Un diagramme de cet article (Fig. 3) est révélateur :

models vs obsLa courbe noire représente les anomalies de température à la surface du globe telles qu’observées tout autour du monde puis compilées par le centre météorologique de Hadley au Royaume encore Uni ; c’est la série HADCRUT4, la seule comportant des données depuis la moitié du XIXème siècle. La période de référence pour une anomalie moyenne nulle est 1850-1899.
Les courbes grises sont les résultats de reconstructions historiques de l’ensemble des modèles associés au projet de comparaison entre modèles couplés CMIP5. La courbe rouge est celle du modèle GFDL-CM3, la verte et la bleue montre le résultat de configurations supposant un faible ou un plus fort refroidissement lié aux interactions entre aérosols et nuages, dont on ne sait pas grand-chose.

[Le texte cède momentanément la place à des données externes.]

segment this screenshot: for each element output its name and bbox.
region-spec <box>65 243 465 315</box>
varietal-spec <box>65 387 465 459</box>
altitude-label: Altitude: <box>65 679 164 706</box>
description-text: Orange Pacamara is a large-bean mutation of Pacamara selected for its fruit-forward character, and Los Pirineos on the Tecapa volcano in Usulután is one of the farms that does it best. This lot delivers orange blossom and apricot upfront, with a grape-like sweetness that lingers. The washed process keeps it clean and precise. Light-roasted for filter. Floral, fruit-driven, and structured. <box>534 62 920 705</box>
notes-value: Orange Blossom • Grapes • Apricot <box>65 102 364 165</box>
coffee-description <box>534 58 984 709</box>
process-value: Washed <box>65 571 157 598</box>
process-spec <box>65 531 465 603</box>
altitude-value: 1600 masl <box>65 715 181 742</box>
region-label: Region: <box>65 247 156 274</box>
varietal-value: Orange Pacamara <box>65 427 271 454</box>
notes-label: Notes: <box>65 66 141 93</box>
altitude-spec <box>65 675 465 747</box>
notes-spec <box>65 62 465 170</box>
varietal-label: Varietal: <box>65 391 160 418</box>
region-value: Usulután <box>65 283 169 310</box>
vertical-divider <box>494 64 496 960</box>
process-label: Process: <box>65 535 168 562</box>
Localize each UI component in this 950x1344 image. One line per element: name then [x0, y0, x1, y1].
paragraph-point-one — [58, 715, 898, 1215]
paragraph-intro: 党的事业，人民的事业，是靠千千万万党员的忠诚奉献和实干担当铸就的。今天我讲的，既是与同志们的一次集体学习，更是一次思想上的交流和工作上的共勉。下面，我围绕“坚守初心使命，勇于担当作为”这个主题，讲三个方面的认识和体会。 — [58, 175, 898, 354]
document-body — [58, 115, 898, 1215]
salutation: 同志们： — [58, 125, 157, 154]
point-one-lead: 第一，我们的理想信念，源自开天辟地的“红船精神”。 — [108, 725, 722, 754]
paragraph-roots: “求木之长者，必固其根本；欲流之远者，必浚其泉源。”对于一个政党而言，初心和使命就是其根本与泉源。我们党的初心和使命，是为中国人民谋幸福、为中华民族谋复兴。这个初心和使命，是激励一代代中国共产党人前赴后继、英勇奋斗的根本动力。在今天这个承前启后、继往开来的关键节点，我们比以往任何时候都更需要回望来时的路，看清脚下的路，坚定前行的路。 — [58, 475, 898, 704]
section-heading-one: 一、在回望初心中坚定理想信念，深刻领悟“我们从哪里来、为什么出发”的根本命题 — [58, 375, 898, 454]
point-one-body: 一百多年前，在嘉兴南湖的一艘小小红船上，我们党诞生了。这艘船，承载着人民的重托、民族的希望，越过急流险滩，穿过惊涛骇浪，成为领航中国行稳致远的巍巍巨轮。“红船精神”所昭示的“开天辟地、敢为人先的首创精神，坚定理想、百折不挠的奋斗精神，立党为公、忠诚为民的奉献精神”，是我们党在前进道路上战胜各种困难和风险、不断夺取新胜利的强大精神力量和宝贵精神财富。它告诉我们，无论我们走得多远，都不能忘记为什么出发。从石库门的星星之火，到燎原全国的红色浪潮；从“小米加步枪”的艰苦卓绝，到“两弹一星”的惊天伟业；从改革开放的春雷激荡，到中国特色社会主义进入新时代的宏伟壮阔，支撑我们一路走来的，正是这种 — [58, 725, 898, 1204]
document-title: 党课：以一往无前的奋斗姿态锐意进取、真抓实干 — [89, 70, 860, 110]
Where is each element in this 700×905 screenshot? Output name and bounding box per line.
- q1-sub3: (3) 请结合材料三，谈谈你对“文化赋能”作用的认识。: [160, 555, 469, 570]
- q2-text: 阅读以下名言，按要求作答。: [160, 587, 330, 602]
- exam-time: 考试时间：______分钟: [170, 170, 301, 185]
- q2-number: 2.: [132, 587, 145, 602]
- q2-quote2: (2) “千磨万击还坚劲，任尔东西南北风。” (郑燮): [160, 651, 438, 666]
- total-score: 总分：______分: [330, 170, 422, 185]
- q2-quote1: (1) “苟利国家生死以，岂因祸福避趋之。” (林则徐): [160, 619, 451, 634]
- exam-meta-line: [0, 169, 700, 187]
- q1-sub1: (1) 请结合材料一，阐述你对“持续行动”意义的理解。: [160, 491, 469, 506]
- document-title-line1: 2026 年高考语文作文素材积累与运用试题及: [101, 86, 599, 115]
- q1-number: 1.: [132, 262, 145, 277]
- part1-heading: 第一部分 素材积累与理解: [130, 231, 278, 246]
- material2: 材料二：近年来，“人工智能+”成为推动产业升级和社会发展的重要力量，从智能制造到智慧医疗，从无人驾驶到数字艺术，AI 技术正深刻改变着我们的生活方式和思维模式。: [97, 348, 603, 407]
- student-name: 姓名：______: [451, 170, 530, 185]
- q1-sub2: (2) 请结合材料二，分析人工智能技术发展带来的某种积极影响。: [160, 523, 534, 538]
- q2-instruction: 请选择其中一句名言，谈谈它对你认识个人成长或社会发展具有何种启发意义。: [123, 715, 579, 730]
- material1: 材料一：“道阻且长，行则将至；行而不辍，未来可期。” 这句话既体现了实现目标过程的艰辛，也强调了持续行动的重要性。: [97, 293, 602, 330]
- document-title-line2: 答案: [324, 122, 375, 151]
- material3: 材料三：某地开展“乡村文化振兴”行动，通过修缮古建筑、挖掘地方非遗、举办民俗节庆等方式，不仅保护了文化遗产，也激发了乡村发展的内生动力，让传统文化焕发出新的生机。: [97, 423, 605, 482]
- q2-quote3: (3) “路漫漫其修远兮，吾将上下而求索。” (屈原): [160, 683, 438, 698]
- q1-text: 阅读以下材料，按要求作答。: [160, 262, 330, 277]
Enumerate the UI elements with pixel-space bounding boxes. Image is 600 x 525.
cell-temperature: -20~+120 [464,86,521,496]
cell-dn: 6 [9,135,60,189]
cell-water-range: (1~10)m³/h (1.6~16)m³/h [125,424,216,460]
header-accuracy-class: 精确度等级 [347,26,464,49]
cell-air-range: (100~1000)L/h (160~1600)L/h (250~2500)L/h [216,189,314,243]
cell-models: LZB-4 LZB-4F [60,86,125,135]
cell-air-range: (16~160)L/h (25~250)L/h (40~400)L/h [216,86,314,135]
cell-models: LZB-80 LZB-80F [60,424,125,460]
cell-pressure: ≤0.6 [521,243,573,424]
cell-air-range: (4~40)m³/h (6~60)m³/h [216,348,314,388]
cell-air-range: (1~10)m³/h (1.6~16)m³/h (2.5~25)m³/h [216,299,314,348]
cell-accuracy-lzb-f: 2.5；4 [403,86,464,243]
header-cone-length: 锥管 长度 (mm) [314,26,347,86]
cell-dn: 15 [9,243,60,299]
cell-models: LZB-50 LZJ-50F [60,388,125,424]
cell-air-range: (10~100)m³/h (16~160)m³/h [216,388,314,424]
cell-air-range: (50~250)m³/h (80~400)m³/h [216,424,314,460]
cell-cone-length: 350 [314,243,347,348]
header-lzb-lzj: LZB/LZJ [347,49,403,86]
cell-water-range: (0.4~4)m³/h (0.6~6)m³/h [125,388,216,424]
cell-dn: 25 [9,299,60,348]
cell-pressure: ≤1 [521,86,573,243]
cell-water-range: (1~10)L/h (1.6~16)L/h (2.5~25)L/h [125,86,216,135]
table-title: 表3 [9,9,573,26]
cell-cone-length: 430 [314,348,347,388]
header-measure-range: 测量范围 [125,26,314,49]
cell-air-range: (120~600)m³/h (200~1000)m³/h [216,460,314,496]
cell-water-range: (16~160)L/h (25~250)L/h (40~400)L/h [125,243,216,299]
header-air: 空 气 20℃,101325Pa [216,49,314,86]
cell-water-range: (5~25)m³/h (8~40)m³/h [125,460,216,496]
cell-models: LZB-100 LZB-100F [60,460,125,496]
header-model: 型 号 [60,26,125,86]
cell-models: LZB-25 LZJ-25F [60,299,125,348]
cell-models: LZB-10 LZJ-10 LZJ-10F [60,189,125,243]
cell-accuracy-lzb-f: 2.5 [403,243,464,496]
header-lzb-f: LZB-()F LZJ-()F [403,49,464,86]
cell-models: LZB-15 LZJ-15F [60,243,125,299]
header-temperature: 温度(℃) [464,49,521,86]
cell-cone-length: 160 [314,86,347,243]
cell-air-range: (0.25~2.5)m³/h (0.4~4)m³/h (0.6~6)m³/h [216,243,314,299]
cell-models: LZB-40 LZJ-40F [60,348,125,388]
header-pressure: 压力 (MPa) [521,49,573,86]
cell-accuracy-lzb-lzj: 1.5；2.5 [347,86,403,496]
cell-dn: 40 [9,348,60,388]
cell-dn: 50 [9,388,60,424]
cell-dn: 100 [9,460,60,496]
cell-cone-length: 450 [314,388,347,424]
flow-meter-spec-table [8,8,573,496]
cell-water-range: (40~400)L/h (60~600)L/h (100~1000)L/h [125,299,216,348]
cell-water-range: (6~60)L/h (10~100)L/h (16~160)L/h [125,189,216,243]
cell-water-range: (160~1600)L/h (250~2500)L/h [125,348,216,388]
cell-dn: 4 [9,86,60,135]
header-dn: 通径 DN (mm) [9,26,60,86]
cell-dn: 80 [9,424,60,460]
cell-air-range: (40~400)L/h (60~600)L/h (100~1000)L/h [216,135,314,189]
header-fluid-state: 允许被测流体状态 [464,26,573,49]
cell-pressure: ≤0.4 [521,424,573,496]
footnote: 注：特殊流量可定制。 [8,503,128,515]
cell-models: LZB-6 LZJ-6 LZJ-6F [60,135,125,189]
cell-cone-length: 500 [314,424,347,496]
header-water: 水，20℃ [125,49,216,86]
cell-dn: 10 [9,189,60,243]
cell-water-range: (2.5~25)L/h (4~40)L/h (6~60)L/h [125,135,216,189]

80% des modèles exagèrent le réchauffement en comparaison avec la réalité observée, dont beaucoup d’une manière excessive. Et dans un de ces cas, par un ajustement arbitraire d’un seul paramètre on constate que la syntonisation peut sembler bonne (courbe rouge) ou totalement en dehors de la réalité (courbes verte et bleue). On peut donc aussi obtenir un « bon » résultat pour de mauvaises raisons.

La question de validité du modèle doit se poser selon trois termes :

  1. Épistémique : sait-on tout ce qu’il faut savoir ?
    Le modèles est-il construit sur un ensemble complet et valable d’équations, de variables et d’interdépendances entre sous-modèles ?
  2. Incertitudes aléatoires : erreurs statistiques.
    Les données d’observation permettent-elle une vérification du modèle dans des limites de précision et exactitude utiles et acceptables ? Les scénarios choisis sont-ils réalistes et probables ?
  3. Intention : but poursuivi lors des ajustements.
    Le modèle répond-il de manière plus sensible aux choix des paramètres de syntonisation et à leurs valeurs qu’aux variables de base en fonction desquelles il a été construit ?

Sans donner de réponses claires à ces questions, toute prédiction ou projection (comme par exemple des calculs de scénarios d’émissions futures de gaz à effet dit de serre) se réduira à des conjectures inutilisables.

Pourtant la climato-crédulité, celle qui veut attribuer aux activités humaine la part prépondérante d’un réchauffement climatique qui n’aurait évidemment que des conséquences dramatiques, ne veut pas tenir compte de ces difficultés qui, par le jeu d’influences plus politiques que scientifiques, ont été vastement occultées, même et surtout par le GIEC qui n’en aura tenu aucun compte ni dans son rapport AR5 ni pour la préparation de la conférence de Paris en décembre 2015. Et pourtant ils savaient…

Les spécialistes auteurs de ce papier ont certainement des convictions mais leur propos est neutre et factuel. Le fait même de mettre en cause le parangon de perfection attribué aux extrapolations catastrophistes va certainement les projeter dans la catégorie du politiquement incorrect ou pire, celle du Nestbeschmutzer, du cracheur dans la soupe, car ils desservent clairement la causa climatica dont on sait maintenant qu’elle est sacrée, donc indiscutable.

 

[i]      Hourdin, F., T. Mauritsen, A. Gettelman, J. Golaz, V. Balaji, Q. Duan, D. Folini, D. Ji, D. Klocke, Y. Qian, F. Rauser, C. Rio, L. Tomassini, M. Watanabe, and D. Williamson, 2016:
The art and science of climate model tuning.
Bull. Amer. Meteor. Soc. doi:10.1175/BAMS-D-15-00135.1, in press. [lien au manuscript].